A FEW weeks ago I finished writing my forthcoming book, "Accrington Stanley: the Club That Wouldn't Die," and in so doing asked the following question: How exactly have the club managed to go from the 334 people who watched John Coleman's first game in charge at the Crown, to the 4,000 or so who are predicted to watch the first League game?
As things turned out, the attendance at that first league game was some 1,500 short of expectations, and last Saturday's home game against Barnet was much worse.
It's not a problem for the book, as it's merely a record of what I and many others were feeling at the time. But it is a problem for the club, and it's something that only the citizens of Accrington can resolve.
Quite simply, the club cannot survive in the Football League without better support from the town - a point made many times, and not just by the current leadership of the club.
The same message was sounded by those at the helm in the early 1960s, when Stanley sunk to the bottom of the Fourth Division. And it's the reaction of the football world then that gives us reason to reflect now.
When Stanley went out of the league in 1962, did the football world mourn our passing? One or two did, but the overwhelming reaction of the football commentators of the day was quite different.
Typical was this, from David Miller of the Daily Telegraph: "It is ridiculous that our international club and national fortunes should be jeopardised by the deadweight of a domestic league loaded with near bankrupts."
Or this, from the Charles Buchan's Football Monthly: "Worldwide soccer has left far behind the tram tracks of Accrington... Accrington Stanley must go and must be followed by all the other lagging clubs."

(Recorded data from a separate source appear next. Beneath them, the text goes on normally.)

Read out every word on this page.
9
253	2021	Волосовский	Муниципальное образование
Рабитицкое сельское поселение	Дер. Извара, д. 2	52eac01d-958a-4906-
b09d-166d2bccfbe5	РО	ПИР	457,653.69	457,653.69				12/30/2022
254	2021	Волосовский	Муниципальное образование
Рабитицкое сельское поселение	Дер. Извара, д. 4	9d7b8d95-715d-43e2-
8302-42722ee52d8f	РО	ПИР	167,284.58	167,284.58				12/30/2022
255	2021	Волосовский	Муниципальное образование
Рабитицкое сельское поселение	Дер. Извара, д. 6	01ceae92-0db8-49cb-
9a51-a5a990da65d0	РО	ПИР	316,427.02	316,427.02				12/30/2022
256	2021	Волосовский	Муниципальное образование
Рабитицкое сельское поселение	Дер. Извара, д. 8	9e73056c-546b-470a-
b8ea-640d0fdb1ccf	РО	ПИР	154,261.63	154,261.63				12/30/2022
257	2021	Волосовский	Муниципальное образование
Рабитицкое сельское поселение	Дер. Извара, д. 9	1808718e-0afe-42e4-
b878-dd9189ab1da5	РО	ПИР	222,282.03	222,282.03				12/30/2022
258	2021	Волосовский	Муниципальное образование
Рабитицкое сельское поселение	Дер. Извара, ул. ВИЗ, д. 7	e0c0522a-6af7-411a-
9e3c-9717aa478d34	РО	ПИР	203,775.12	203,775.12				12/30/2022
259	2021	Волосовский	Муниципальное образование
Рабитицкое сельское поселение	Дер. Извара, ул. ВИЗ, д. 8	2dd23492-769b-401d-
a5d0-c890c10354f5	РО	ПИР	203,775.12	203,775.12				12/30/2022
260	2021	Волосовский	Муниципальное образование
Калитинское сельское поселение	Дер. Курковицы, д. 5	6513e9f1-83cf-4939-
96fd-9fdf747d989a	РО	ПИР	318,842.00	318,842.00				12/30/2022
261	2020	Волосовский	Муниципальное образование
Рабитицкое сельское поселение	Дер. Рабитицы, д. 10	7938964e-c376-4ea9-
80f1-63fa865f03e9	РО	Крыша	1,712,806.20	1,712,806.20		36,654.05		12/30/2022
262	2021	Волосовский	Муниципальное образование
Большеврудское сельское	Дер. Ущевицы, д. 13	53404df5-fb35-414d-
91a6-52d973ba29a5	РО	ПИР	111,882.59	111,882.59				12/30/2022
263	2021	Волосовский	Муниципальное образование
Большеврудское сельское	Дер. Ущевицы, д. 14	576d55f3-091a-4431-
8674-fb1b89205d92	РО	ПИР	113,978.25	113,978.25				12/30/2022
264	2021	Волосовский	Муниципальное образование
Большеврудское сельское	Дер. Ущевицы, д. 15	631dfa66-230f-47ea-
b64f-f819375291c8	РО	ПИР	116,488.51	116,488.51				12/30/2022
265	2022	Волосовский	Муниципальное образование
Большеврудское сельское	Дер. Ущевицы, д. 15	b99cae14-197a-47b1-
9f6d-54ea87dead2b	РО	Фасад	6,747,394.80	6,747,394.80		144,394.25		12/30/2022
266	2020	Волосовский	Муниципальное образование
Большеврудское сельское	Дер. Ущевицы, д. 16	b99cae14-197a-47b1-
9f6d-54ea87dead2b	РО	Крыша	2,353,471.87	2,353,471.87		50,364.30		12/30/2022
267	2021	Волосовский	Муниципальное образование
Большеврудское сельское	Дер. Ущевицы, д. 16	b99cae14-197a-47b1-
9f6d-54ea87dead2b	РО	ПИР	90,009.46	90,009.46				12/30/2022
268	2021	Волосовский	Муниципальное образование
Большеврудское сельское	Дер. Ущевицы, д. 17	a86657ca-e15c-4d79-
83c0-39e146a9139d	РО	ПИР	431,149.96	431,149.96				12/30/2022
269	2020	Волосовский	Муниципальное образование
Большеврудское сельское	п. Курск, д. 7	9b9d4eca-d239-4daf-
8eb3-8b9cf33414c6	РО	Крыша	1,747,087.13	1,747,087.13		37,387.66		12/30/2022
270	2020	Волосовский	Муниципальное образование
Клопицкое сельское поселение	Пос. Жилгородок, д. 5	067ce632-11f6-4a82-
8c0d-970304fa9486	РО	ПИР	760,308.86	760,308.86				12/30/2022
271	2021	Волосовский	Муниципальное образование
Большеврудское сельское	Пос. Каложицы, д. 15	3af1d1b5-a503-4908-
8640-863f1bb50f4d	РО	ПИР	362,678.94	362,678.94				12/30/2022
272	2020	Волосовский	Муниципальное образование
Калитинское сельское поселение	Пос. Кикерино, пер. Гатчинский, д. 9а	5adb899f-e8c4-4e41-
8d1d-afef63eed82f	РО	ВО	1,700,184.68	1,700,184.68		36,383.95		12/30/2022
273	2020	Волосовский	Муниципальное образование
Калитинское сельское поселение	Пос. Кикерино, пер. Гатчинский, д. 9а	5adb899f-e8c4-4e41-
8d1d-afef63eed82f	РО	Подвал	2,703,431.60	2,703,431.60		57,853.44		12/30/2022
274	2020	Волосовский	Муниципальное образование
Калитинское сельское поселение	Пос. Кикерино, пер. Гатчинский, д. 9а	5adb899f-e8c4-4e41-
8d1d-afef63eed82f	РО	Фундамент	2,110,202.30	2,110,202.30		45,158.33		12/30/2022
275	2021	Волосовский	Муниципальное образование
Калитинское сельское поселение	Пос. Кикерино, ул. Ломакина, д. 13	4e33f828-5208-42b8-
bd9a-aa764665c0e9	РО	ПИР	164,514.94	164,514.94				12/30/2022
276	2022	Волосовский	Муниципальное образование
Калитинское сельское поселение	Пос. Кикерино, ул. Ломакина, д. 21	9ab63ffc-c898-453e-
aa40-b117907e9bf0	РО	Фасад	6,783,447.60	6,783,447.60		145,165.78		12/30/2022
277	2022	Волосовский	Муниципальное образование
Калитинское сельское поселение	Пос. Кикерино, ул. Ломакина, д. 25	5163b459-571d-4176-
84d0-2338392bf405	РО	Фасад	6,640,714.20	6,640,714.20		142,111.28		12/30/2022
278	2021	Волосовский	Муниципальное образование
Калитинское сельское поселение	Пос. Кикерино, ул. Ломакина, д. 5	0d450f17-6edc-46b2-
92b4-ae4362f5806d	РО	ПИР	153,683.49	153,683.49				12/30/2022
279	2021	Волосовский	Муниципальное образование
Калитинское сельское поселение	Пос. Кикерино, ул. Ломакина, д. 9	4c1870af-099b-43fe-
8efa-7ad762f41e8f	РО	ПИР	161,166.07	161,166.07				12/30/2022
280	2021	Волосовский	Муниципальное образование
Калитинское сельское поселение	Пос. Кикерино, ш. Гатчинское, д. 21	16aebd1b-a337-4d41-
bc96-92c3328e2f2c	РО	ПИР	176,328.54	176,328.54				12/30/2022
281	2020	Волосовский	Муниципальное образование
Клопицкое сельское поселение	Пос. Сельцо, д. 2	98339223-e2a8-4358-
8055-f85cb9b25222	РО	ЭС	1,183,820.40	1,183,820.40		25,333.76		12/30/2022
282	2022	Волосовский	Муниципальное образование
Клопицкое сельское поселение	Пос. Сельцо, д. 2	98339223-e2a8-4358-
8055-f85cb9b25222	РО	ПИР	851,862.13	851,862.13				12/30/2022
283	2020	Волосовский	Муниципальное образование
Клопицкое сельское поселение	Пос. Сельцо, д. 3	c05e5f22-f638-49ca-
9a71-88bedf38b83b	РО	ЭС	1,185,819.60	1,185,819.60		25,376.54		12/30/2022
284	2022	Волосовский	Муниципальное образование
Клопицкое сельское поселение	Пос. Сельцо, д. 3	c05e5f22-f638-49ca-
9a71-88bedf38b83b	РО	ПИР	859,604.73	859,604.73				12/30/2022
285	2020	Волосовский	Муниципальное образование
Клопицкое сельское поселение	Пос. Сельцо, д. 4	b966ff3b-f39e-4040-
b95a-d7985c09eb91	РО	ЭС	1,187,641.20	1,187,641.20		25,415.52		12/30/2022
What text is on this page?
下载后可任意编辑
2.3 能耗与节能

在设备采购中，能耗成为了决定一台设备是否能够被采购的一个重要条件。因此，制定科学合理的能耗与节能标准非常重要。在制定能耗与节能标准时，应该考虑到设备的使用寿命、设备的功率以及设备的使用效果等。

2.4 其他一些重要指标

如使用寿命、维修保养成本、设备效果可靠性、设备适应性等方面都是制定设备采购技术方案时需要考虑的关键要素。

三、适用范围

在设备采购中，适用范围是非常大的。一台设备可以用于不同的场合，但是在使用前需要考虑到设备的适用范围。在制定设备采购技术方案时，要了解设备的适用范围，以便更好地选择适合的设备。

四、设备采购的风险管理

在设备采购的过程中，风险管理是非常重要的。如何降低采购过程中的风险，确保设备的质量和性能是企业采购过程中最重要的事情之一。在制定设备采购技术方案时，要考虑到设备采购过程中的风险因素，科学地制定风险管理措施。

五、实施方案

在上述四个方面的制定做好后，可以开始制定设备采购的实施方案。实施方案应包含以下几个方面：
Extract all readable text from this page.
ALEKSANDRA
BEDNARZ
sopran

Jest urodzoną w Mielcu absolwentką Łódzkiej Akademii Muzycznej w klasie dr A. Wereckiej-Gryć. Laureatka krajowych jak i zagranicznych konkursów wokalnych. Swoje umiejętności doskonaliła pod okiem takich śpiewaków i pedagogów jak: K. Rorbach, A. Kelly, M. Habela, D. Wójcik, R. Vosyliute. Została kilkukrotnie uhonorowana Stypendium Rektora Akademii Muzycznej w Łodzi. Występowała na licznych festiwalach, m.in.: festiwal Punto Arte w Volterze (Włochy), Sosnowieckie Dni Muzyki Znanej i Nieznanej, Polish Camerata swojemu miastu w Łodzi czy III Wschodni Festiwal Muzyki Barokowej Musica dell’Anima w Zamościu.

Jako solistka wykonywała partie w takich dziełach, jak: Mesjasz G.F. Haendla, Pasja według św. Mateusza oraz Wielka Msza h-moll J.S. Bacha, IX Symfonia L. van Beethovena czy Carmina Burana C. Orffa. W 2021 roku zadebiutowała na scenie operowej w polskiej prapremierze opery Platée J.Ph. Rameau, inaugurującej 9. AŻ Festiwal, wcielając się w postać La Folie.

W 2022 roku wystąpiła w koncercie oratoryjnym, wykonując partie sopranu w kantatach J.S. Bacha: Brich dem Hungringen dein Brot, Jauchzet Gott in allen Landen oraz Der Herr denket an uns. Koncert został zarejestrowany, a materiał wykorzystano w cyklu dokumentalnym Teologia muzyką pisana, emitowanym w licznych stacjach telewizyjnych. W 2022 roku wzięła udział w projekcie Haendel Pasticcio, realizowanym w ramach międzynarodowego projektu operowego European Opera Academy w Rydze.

The tabloids were no better. The Daily Herald ran its story under the headline, 'Don't Weep for Accrington' and while Desmond Hackett of the Daily Express tried to sound more sympathetic, he arrived at the same conclusion with an overdose of unbearable condescension: "For too many seasons, League football has been geared to the Accrington Stanleys and, bless their honest Lancashire hearts, Accrington did their best. But they were the brake on any progress to a European league..."
Does that not get your blood pressure rising - that our town's club, Accrington Stanley, are just an impediment, a pointless irritant preventing the big boys of the game from fulfilling their potential? These words were written in 1962, but nothing has changed.
Since those days, the football authorities have tried everything to accelerate the process: The Premiership and its selfish and skewed television deals, the 'Champions' League (full of non-champions) and the relentless hype machine designed to sucker our kids into thinking that there's only 20 teams worth supporting.
Even what remains of the Football League community has gone the same way, with the bigger 'Championship' clubs demanding, and receiving, 80 per cent of the television money on offer.
And who was not angered by the short TV piece on last Sunday's highlights programme in which a group of small Accrington kids on the Peel Park pitch were told to (and duly did) mimic the milk advert?
The point is this: Stanley's glorious fight back into the Football League has been achieved in the face of all these forces that are deliberately designed to make life difficult for the smaller clubs.
Just like it was in 1962, there's nothing that the big city clubs would prefer more than for the likes of Accrington Stanley to push off and leave them to hog all the resources that the game can provide.
George Santayana once famously remarked that those who cannot remember the past are condemned to repeat it. We have no such excuse.
We know from experience that to abandon or ignore Accrington Stanley is to imperil it, and that to merely wish the club well is neither here nor there in the carnivorous world of football.
As we saw on Sunday, the music hall jokes might remain, but John Coleman's team has given the town the opportunity to have the last, defiant laugh at those who watched Stanley go under in 1962 and reasoned that it was a good thing for English football.
We must, as a town, have the courage and self-respect to take that opportunity, to defy the narrow-minded arrogance of those who think that towns like Accrington have no place in the scheme of things.
It's not difficult to do. Simply make your way to the Crown Ground and support those lads in red. They have achieved great things in our name; our wholehearted support would make the achievement even more special.